The FAM78B gene is located on the sense (negative) strand of chromosome 1 at location 1q24.1 and spans the chromosomal locus 166039271-166135909, covering a total of 96,638 base pairs along the chromosome, the FAM78B gene has 2 exons in its transcript mRNA of 1,481 bp. FAM78B in humans is separated into two exons that have 95,243 bp of introns between them. The gene is highly conserved in vertebrates (excluding arthropods) and the pacific clam and liver fluke.

=== mRNA ===
There is one isoform that has been identified in humans and is composed of two exons that composes a mRNA of 1,481 bp.

=== Protein ===
The FAM78B protein has a calculated molecular weight of 30 kDa, has a higher relative abundance of tryptophan (W), has a more greatly conserved c-terminal region, is composed of both alpha helix and beta strand, and resides in the nucleus of the cell after transcription

==== General properties ====
The protein FAM78B consists of 254 amino acids with a predicted molecular weight of 30 kDal.

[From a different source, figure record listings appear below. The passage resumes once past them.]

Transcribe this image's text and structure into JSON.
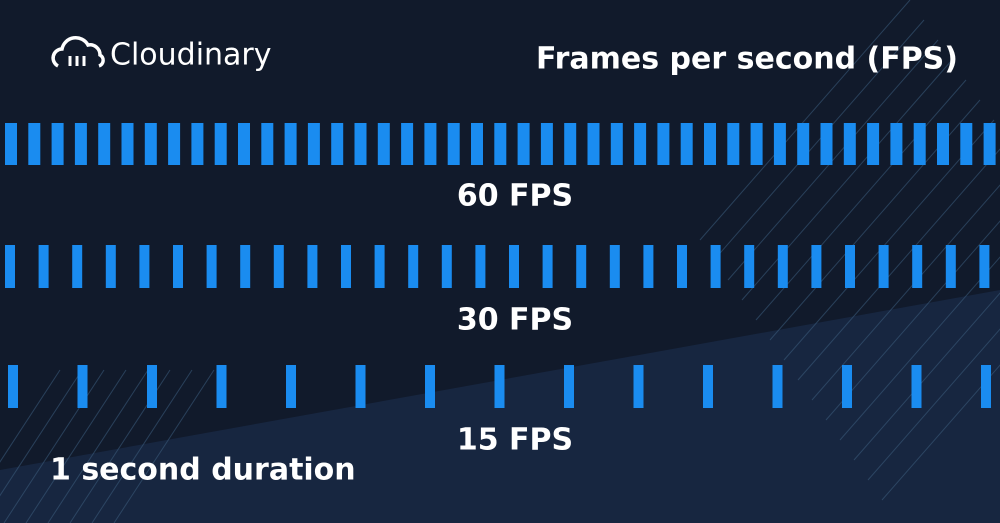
{
  "header": {
    "logo": "Cloudinary",
    "title": "Frames per second (FPS)"
  },
  "rows": [
    {
      "label": "60 FPS"
    },
    {
      "label": "30 FPS"
    },
    {
      "label": "15 FPS"
    }
  ],
  "footer": "1 second duration"
}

The protein has an isoelectric point of 9.6. FAM78B has a highly conserved C terminus among its orthologs and is histidine poor. The highest conserved amino acids are ISDSDG from aa 104-110, WLVA from aa 171-175, VDP---L--R from aa 199-208, and the C' terminus, but especially NADQVLMW from aa 240-247.

==== Conservation ====
The amino acid sequence for FAM78B is highly conserved in mammals, having around 86% to 100% sequence similarity. Birds, frogs, mammals, and lizards also have a high degree of similarity to the human FAM78B sequence with similarities between 76% and 83%. Fish have between 56% and 66% sequence similarity. The C terminal end is the most highly conserved across ortholog-containing species from mammals to the pacific sea clam. [4]

== Regulation ==

=== mRNA level ===
There is one miRNA binding site targeted by miR-24 for sequence CUGAGCCA in Homo sapiens located on the 3' end of the mRNA at 88-95 after the stop codon (bp 167,091,390-167,091,397 on chromosome 1). Stem loop from 155-172 of the 3' end of the mRNA matches with the miRNA site.

=== Protein level ===
Conserved nuclear localization signal (RPKR) from aa 248-252.

== Expression ==
FAM78B is generally ubiquitously expressed and is highly expressed in regions of the brain.

== Clinical relevance ==
FAM78B is statistically significantly correlated to chronic kidney disease when there is one of three different single nucleotide polymorphisms (SNPs) including two located in the intron (rs2116519 and rs4074897) and one located in the 5' UTR (rs987131).